Wired‘s Nadia Drake reports on recent progress made in deciphering the surprisingly complex communications systems of giant otters. (The paper referred to is here.)

Giant river otters (Pteronura brasiliensis) are also known as river wolves. Like wolves, they live in large, complex social groups. And like wolves, they sometimes mark their territories and communicate by howling. Found mostly in the Amazon basin (the otters in the gallery were photographed in Peru) and Brazilian Pantanal, giant otters can grow to nearly 6 feet in length and are the largest otter species on the planet.

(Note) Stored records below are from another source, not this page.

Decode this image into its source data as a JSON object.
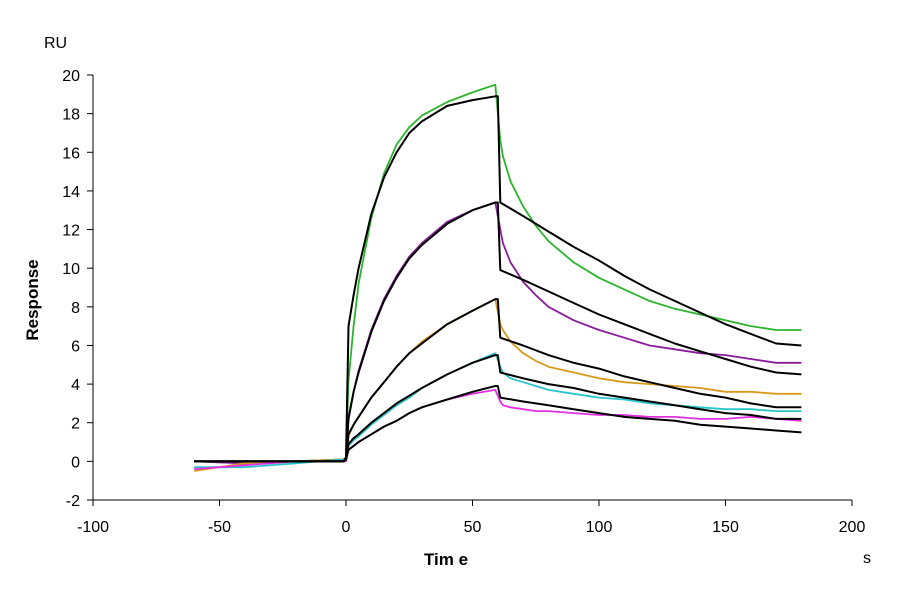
{
  "chart_data": {
    "type": "line",
    "title": "",
    "xlabel": "Tim e",
    "ylabel": "Response",
    "x_unit": "s",
    "y_unit": "RU",
    "xlim": [
      -100,
      200
    ],
    "ylim": [
      -2,
      20
    ],
    "x_ticks": [
      -100,
      -50,
      0,
      50,
      100,
      150,
      200
    ],
    "y_ticks": [
      -2,
      0,
      2,
      4,
      6,
      8,
      10,
      12,
      14,
      16,
      18,
      20
    ],
    "grid": false,
    "legend": "none",
    "series": [
      {
        "color": "#2bb52b",
        "x": [
          -60,
          -40,
          -20,
          -1,
          0,
          1,
          3,
          5,
          10,
          15,
          20,
          25,
          30,
          40,
          50,
          59,
          61,
          62,
          65,
          70,
          75,
          80,
          90,
          100,
          110,
          120,
          130,
          140,
          150,
          160,
          170,
          180
        ],
        "y": [
          0.0,
          -0.1,
          0.0,
          0.1,
          0.2,
          4.2,
          7.0,
          9.2,
          12.6,
          14.9,
          16.4,
          17.3,
          17.9,
          18.6,
          19.1,
          19.5,
          16.6,
          15.8,
          14.5,
          13.2,
          12.2,
          11.4,
          10.3,
          9.5,
          8.9,
          8.3,
          7.9,
          7.6,
          7.3,
          7.0,
          6.8,
          6.8
        ]
      },
      {
        "color": "#8b1a9c",
        "x": [
          -60,
          -40,
          -20,
          -1,
          0,
          1,
          3,
          5,
          10,
          15,
          20,
          25,
          30,
          40,
          50,
          59,
          61,
          62,
          65,
          70,
          75,
          80,
          90,
          100,
          110,
          120,
          130,
          140,
          150,
          160,
          170,
          180
        ],
        "y": [
          0.0,
          -0.1,
          0.0,
          0.1,
          0.1,
          2.3,
          3.6,
          4.7,
          6.8,
          8.4,
          9.6,
          10.6,
          11.3,
          12.4,
          13.0,
          13.4,
          12.0,
          11.3,
          10.3,
          9.3,
          8.6,
          8.0,
          7.3,
          6.8,
          6.4,
          6.0,
          5.8,
          5.6,
          5.5,
          5.3,
          5.1,
          5.1
        ]
      },
      {
        "color": "#d99a1c",
        "x": [
          -60,
          -40,
          -20,
          -1,
          0,
          1,
          3,
          5,
          10,
          15,
          20,
          25,
          30,
          40,
          50,
          59,
          61,
          62,
          65,
          70,
          75,
          80,
          90,
          100,
          110,
          120,
          130,
          140,
          150,
          160,
          170,
          180
        ],
        "y": [
          -0.5,
          -0.1,
          0.0,
          0.1,
          0.1,
          1.3,
          1.9,
          2.3,
          3.3,
          4.1,
          4.9,
          5.6,
          6.2,
          7.1,
          7.8,
          8.4,
          7.1,
          6.8,
          6.2,
          5.6,
          5.2,
          4.9,
          4.6,
          4.3,
          4.1,
          4.0,
          3.9,
          3.8,
          3.6,
          3.6,
          3.5,
          3.5
        ]
      },
      {
        "color": "#2bc4cc",
        "x": [
          -60,
          -40,
          -20,
          -1,
          0,
          1,
          3,
          5,
          10,
          15,
          20,
          25,
          30,
          40,
          50,
          59,
          61,
          62,
          65,
          70,
          75,
          80,
          90,
          100,
          110,
          120,
          130,
          140,
          150,
          160,
          170,
          180
        ],
        "y": [
          -0.3,
          -0.3,
          -0.1,
          0.1,
          0.1,
          0.8,
          1.1,
          1.3,
          1.9,
          2.4,
          2.9,
          3.3,
          3.8,
          4.5,
          5.1,
          5.6,
          4.9,
          4.6,
          4.3,
          4.1,
          3.9,
          3.7,
          3.5,
          3.3,
          3.2,
          3.0,
          2.9,
          2.8,
          2.7,
          2.7,
          2.6,
          2.6
        ]
      },
      {
        "color": "#e030e0",
        "x": [
          -60,
          -40,
          -20,
          -1,
          0,
          1,
          3,
          5,
          10,
          15,
          20,
          25,
          30,
          40,
          50,
          59,
          61,
          62,
          65,
          70,
          75,
          80,
          90,
          100,
          110,
          120,
          130,
          140,
          150,
          160,
          170,
          180
        ],
        "y": [
          -0.4,
          -0.2,
          0.0,
          0.0,
          0.0,
          0.6,
          0.8,
          1.0,
          1.4,
          1.8,
          2.1,
          2.5,
          2.8,
          3.2,
          3.5,
          3.7,
          3.1,
          2.9,
          2.8,
          2.7,
          2.6,
          2.6,
          2.5,
          2.4,
          2.4,
          2.3,
          2.3,
          2.2,
          2.2,
          2.3,
          2.2,
          2.1
        ]
      },
      {
        "color": "#000000",
        "x": [
          -60,
          -40,
          -20,
          -1,
          0,
          1,
          3,
          5,
          10,
          15,
          20,
          25,
          30,
          40,
          50,
          59,
          60,
          61,
          70,
          80,
          90,
          100,
          110,
          120,
          130,
          140,
          150,
          160,
          170,
          180
        ],
        "y": [
          0.0,
          0.0,
          0.0,
          0.0,
          0.2,
          7.0,
          8.6,
          10.0,
          12.8,
          14.7,
          16.0,
          17.0,
          17.6,
          18.4,
          18.7,
          18.9,
          18.9,
          13.4,
          12.7,
          11.9,
          11.1,
          10.4,
          9.6,
          8.9,
          8.3,
          7.7,
          7.1,
          6.6,
          6.1,
          6.0
        ]
      },
      {
        "color": "#000000",
        "x": [
          -60,
          -40,
          -20,
          -1,
          0,
          1,
          3,
          5,
          10,
          15,
          20,
          25,
          30,
          40,
          50,
          59,
          60,
          61,
          70,
          80,
          90,
          100,
          110,
          120,
          130,
          140,
          150,
          160,
          170,
          180
        ],
        "y": [
          0.0,
          0.0,
          0.0,
          0.0,
          0.1,
          2.2,
          3.6,
          4.6,
          6.7,
          8.3,
          9.5,
          10.5,
          11.2,
          12.3,
          13.0,
          13.4,
          13.4,
          9.9,
          9.4,
          8.8,
          8.2,
          7.6,
          7.1,
          6.6,
          6.1,
          5.7,
          5.3,
          4.9,
          4.6,
          4.5
        ]
      },
      {
        "color": "#000000",
        "x": [
          -60,
          -40,
          -20,
          -1,
          0,
          1,
          3,
          5,
          10,
          15,
          20,
          25,
          30,
          40,
          50,
          59,
          60,
          61,
          70,
          80,
          90,
          100,
          110,
          120,
          130,
          140,
          150,
          160,
          170,
          180
        ],
        "y": [
          0.0,
          0.0,
          0.0,
          0.0,
          0.1,
          1.4,
          1.9,
          2.3,
          3.3,
          4.1,
          4.9,
          5.6,
          6.1,
          7.1,
          7.8,
          8.4,
          8.4,
          6.4,
          6.0,
          5.5,
          5.1,
          4.8,
          4.4,
          4.1,
          3.8,
          3.5,
          3.3,
          3.0,
          2.8,
          2.8
        ]
      },
      {
        "color": "#000000",
        "x": [
          -60,
          -40,
          -20,
          -1,
          0,
          1,
          3,
          5,
          10,
          15,
          20,
          25,
          30,
          40,
          50,
          59,
          60,
          61,
          70,
          80,
          90,
          100,
          110,
          120,
          130,
          140,
          150,
          160,
          170,
          180
        ],
        "y": [
          0.0,
          0.0,
          0.0,
          0.0,
          0.1,
          0.9,
          1.2,
          1.4,
          2.0,
          2.5,
          3.0,
          3.4,
          3.8,
          4.5,
          5.1,
          5.5,
          5.5,
          4.6,
          4.3,
          4.0,
          3.8,
          3.5,
          3.3,
          3.1,
          2.9,
          2.7,
          2.5,
          2.4,
          2.2,
          2.2
        ]
      },
      {
        "color": "#000000",
        "x": [
          -60,
          -40,
          -20,
          -1,
          0,
          1,
          3,
          5,
          10,
          15,
          20,
          25,
          30,
          40,
          50,
          59,
          60,
          61,
          70,
          80,
          90,
          100,
          110,
          120,
          130,
          140,
          150,
          160,
          170,
          180
        ],
        "y": [
          0.0,
          0.0,
          0.0,
          0.0,
          0.1,
          0.6,
          0.8,
          1.0,
          1.4,
          1.8,
          2.1,
          2.5,
          2.8,
          3.2,
          3.6,
          3.9,
          3.9,
          3.3,
          3.1,
          2.9,
          2.7,
          2.5,
          2.3,
          2.2,
          2.1,
          1.9,
          1.8,
          1.7,
          1.6,
          1.5
        ]
      }
    ]
  }
}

In addition to being huge, giant river otters also have a (relatively) huge vocabulary. Adults communicate using an array of 22 sounds, researchers report today in PLoS ONE. Otter pups are born making noise, and generate an additional 11 sounds. Scientists suspect the animals’ vocal complexity reflects the complexity of giant river otters’ social structure, which includes multigenerational family groups of more than a dozen individuals.

Learning the language of these Amazonian river wolves meant studying five families of wild otters in Peru and three captive otter families kept in German zoos. Scientists recorded the otters’ different vocalizations (see some of the videos here) and the contexts in which those sounds emerged. Then they compared the ways in which the wild and captive otters communicated with one another.

Ultimately, the team classified and described 22 different adult otter noises, which is a few more than previous researchers had found. Some of the sounds, like the warning sound Hah!, are made by all age groups. Snorts are also an alert, and scientists think information about the severity of an approaching threat is encoded in the duration and number of snorts. Barking and humming noises can be greetings, or signals that the group is changing direction and going to hunt somewhere else. And then there are the mating calls, the begging calls, the simple greetings, and more.

In general, scientists suspect that animals with more complex social structures have more complex vocabularies. Among otter species, this seems to be true. Mostly solitary otters, such as the neotropical and Eurasian otters, have vocal repertoires with fewer than 10 sounds. Semi-social otters, such as the Cape clawless otter, have a few more. The sea otters found off the coast of California make about 10 distinct vocalizations. And the giant river otters, with their complicated social lives—seriously, they have all the drama—make the most noises.